Arts & Culture

At MoMA: “Impressions from South Africa: 1965 to Now”

Any great work of art… revives and re-adapts time and space, and the measure of its success is the extent to which it makes you an inhabitant of that world—the extent to which it invites you in and lets you breathe its strange, special air.“—Leonard Bernstein, What Makes Opera Grand?

American composer/conductor Leonard Bernstein may have been describing music, but his definition of art and its impact captures perfectly the way that I, for one, experienced “Impressions from South Africa: 1965 to Now.
The show is on display at the Museum of Modern Art in New York City through August 14, 2011.

Many visitors to South Africa talk of the amazing sense of community and reconciliation that has emerged there, ever since the end of the brutal and discriminatory apartheid regime and 1994’s first universal elections. The art in this exhibit, however, takes viewers right back into the pain and violence of apartheid, even through art that has been created since 1994.

The “air” in the galleries is indeed “strange and special,” and one does indeed revive and re-adapt to a horrifying time and space, to use Bernstein’s metaphors. (At left, Medu Art Ensemble, “You Have Struck a Rock,” 1981)

Drawn entirely from works in MoMA’s collection, the show contains 80 prints, posters, books, and wall stencils by approximately 30 artists and collectives. The work captures the reach, range, and impact of printmaking in South Africa.
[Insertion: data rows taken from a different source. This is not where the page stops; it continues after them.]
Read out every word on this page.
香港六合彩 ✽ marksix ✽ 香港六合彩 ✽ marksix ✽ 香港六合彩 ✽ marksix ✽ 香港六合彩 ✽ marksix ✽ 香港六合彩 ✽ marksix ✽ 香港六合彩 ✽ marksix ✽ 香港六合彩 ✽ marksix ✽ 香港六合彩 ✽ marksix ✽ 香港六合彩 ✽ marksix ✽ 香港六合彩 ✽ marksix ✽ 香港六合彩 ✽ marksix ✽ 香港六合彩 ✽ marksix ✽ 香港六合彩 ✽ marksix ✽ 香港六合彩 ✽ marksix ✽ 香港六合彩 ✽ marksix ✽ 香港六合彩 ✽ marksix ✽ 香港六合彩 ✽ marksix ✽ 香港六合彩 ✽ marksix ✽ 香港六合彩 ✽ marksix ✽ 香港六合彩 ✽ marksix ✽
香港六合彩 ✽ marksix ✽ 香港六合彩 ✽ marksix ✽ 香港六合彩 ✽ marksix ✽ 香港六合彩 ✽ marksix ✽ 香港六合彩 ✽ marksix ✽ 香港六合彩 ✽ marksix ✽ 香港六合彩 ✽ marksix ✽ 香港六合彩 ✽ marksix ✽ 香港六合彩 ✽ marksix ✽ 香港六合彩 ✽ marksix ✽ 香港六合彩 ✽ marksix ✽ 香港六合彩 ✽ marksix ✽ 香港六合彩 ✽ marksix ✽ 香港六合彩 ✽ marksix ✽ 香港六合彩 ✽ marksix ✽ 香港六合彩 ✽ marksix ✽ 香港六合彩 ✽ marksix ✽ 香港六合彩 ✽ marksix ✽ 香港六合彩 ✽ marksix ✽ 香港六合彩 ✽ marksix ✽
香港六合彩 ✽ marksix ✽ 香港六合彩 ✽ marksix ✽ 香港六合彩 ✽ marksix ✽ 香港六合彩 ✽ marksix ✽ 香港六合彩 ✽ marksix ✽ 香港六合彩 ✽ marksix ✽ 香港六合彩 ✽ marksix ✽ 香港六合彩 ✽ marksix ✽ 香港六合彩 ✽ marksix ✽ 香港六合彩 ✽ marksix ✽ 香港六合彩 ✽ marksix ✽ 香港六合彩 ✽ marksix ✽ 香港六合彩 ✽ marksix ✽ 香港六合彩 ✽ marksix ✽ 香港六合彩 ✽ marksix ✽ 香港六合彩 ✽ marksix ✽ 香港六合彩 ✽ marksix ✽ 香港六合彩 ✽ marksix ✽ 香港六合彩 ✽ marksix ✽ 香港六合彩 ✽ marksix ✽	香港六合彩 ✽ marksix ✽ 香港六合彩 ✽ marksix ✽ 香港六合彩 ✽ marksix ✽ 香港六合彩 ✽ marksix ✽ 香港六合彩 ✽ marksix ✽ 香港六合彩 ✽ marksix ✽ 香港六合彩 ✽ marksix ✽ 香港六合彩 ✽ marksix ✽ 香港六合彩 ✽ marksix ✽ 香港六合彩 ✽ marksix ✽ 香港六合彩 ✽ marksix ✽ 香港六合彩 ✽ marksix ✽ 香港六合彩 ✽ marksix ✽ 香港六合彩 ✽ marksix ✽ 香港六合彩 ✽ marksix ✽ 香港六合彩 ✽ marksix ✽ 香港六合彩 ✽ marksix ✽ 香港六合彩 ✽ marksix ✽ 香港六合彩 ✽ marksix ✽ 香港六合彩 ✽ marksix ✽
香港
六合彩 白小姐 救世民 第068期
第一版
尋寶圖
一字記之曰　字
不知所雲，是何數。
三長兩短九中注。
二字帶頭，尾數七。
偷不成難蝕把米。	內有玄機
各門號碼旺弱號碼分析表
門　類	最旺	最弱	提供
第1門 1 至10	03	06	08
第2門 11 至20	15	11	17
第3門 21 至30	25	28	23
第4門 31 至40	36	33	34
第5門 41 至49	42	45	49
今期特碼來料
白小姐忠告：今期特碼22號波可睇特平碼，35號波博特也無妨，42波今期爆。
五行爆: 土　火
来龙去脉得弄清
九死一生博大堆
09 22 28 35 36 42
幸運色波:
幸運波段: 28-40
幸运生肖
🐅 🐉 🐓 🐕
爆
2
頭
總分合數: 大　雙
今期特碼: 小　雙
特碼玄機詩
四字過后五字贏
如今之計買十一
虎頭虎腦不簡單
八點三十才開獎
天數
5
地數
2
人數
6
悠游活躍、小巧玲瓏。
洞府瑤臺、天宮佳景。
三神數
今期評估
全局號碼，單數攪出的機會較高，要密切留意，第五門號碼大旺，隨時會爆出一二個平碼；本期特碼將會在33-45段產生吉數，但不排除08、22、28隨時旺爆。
Printmaking is a “democratic” medium, according to Judith Hecker, assistant curator in MoMA’s Department of Prints and Illustrated Books, who organized the exhibit. “Printmaking has been a way of conveying the cruelty of war for centuries,” said Hecker. “It is affordable and collaborative.”

As she led a group of reporters through the exhibit, Hecker said the history of apartheid played a major role in the creation of the works on display. In 1948, apartheid began. In the 1950s, a number of restrictive laws were passed. And by the 1960s, artists in South Africa began to react to the cruel and oppressive policies.

In the first room are posters like 1984’s United Democratic Front’s call to action and the 1981 screenprinted poster “You Have Struck a Rock,” by the Medu Art Ensemble, showing women breaking the chains of their oppression.

Later in the show, William Kentridge’s 1989 work, “Casspirs Full of Love” does not appear to be overtly political, until one learns that a casspir is an armored military truck that was used against black townships.

Diane Victor’s series of etchings were produced from 2001 to 2003. Called “Disasters of Peace,” the series was inspired by Francisco de Goya’s “Disasters of War,” created during the 1810s. (At right, Diane Victor, “Why Defy,” 2001)

Artist and activist Sue Williamson’s work is distinctly personal and searingly painful. Born in England, she now lives in Cape Town. Joining Hecker, she gave reporters insights into several of her pieces.

No one, she said, would sell her Freedom Charter T-shirts in 1986, bearing the 1955 call for equality in South Africa. Williamson created a set of postcards that same year, portraits of women, heroines in the struggle, who were almost unknown to white South Africans. The postcards were extremely controversial at the time.

One wall of the exhibit holds Williamson’s masterful “For Thirty Years Next to His Heart.” The series of 49 photocopies in artist-designed frames (produced in 1990) depicts the pages of a man’s passbook, a “symbol of terror,” said Williamson, without which a black South African could be arrested immediately. The book contains dates; stamps; confirmation of payment of taxes; details of where one could live, and monthly signatures by an employer, confirming that the bearer was indeed employed. For three years, Ncithakalo John Ngesi carried the book, even after it was no longer necessary. He finally gave the book to Williamson, who still has the original in her studio in Cape Town. Why did Mr. Ngesi, whose hands are visible throughout the work, finally give up the book? Said Williamson, “He had cut the chain at last and freed himself of the terror associated with the book. He said he never wanted it back.”

When I asked Williamson how she wanted visitors to react to the exhibit, she said simply that she “hopes they take away a deeper understanding of how artists responded to a troubling situation” in South Africa.

That brings us back to the “strange, special air,” the revival and adaptation of “time and space” that Leonard Bernstein describes.

One comes away from “Impressions from South Africa: 1965 to Now” having breathed in a certain sulphurous stench. Looking at dogs with bared teeth and helmets and waterboarding will do that to you.

But knowledge is both powerful and restorative. Peace and reconciliation have triumphed in South Africa. And I, for one, am happy that an influential institution like MoMA has had the foresight and commitment to have long ago begun collecting the evidence of both the struggle and the triumph.